Dopaminergic system in CA1 modulates MK-801 induced anxiolytic-like responses

• Published in: Pharmacology, biochemistry and behavior Vol. 103; no. 1; pp. 102 - 110
• Main Authors: Zarrindast, Mohammad Reza, Nasehi, Mohammad, Pournaghshband, Mahnaz, Ghorbani Yekta, Batool
• Format: Journal Article
• Language: English
• Published: United States Elsevier Inc 01.11.2012
• Subjects: Animals; Anxiety - chemically induced; Anxiety - physiopathology; Anxiolytic-like response; Benzazepines - pharmacology; CA1 Region, Hippocampal - drug effects; CA1 Region, Hippocampal - physiology; Dizocilpine Maleate - pharmacology; Dopamine - physiology; Dopamine D2 Receptor Antagonists; Dorsal hippocampus (CA1); Elevated plus-maze; Excitatory Amino Acid Antagonists - pharmacology; Male; Maze Learning; MK801; Rat(s); Rats; Rats, Wistar; Receptors, Dopamine D1 - antagonists & inhibitors; Receptors, N-Methyl-D-Aspartate - antagonists & inhibitors; SCH23390; Sulpiride; Sulpiride - pharmacology; Rat(s); Anxiolytic-like response; SCH23390; MK801; Elevated plus-maze; Sulpiride; Dorsal hippocampus (CA1)

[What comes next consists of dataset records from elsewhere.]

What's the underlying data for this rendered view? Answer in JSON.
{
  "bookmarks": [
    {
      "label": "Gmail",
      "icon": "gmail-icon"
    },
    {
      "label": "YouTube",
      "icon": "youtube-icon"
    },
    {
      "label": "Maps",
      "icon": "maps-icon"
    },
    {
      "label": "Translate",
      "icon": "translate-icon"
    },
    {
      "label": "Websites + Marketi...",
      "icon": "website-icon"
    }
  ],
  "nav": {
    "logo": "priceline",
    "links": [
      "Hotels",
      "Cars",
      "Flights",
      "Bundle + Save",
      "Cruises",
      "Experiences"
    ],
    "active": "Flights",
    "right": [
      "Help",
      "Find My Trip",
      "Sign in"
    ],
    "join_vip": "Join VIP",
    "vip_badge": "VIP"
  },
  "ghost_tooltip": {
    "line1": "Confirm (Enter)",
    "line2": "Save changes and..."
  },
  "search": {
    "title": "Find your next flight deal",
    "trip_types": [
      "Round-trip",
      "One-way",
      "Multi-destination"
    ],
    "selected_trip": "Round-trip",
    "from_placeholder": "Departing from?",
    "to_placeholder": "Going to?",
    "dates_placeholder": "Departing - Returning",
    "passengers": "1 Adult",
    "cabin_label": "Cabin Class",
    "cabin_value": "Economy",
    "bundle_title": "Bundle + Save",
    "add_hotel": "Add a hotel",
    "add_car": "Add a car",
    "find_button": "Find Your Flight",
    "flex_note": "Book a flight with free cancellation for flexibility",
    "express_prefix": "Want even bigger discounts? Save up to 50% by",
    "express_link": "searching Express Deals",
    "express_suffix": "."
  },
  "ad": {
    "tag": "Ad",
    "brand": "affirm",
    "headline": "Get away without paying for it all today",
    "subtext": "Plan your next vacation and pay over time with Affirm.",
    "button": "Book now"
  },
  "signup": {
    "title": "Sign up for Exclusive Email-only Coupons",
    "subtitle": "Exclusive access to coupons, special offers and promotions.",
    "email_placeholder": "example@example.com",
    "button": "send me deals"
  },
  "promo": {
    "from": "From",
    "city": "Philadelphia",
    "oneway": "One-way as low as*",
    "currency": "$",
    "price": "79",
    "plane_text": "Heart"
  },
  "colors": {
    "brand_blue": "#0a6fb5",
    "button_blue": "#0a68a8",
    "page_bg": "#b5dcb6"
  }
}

• ISSN: 0091-3057; 1873-5177
• DOI: 10.1016/j.pbb.2012.07.016

Today, there is relatively no debate on the notion that NMDA receptor antagonist agents in the hippocampus induce anxiolytic-like effects through distinct mechanisms. There is also a bulk of studies showing the involvement of the dopaminergic system in NMDA induced behaviors. Thus, on the basis of the involvement of dopaminergic system in anxiety-related behaviors, the present study aimed to investigate the involvement of the dorsal hippocampal (CA1) dopaminergic system in anxiolytic-like responses induced by MK801 (NMDA receptor antagonist) in male Wistar rats. We used the elevated plus maze to test anxiety. This apparatus has widely been employed to test parameters of anxiety-related behaviors including the open arm time percentage (%OAT), open arm entries percentage (%OAE), locomotor activity, grooming (the rat rubs its face), rearing (the rat maintains an erect posture) and defecation (the number of boli defection). The data showed that, intra-CA1 injection of MK801 (2μg/rat) increases %OAT and %OAE but not other exploratory behaviors, indicating an anxiolytic-like effect. Moreover, sole intra-CA1 injection of SCH23390, dopamine D1 receptor antagonist, (0.25, 0.5 and 1μg/rat) and sulpiride, dopamine D2 receptor antagonist, (0.25, 0.5 and 0.75μg/rat) did not alter anxiety-like behaviors. Co-administration of subthreshold doses of SCH23390 (0.5μg/rat) and MK801 (0.5g/rat), induced anxiolytic-like behaviors. Furthermore, intra-CA1 administration of different doses of sulpiride (0.12, 0.5 and 0.75μg/rat), 5min before the injection of an effective dose of MK801 (2μg/rat), decreased %OAT and %OAE, however did not alter other exploratory behaviors induced by MK801. Our results suggested a modulatory effect of the CA1 dopaminergic system on the anxiolytic-like effects induced by MK801. ► Intra-CA1 injection of MK801 induced anxiolytic-like behaviors. ► Intra-CA1 injection of SCH23390 and sulpiride induced anxiolytic-like behaviors. ► Intra-CA1 co-injection of SCH23390 increased anxiolytic-like behaviors by MK801. ► Intra-CA1 co-administration of sulpiride block anxiolytic-like behaviors by MK801.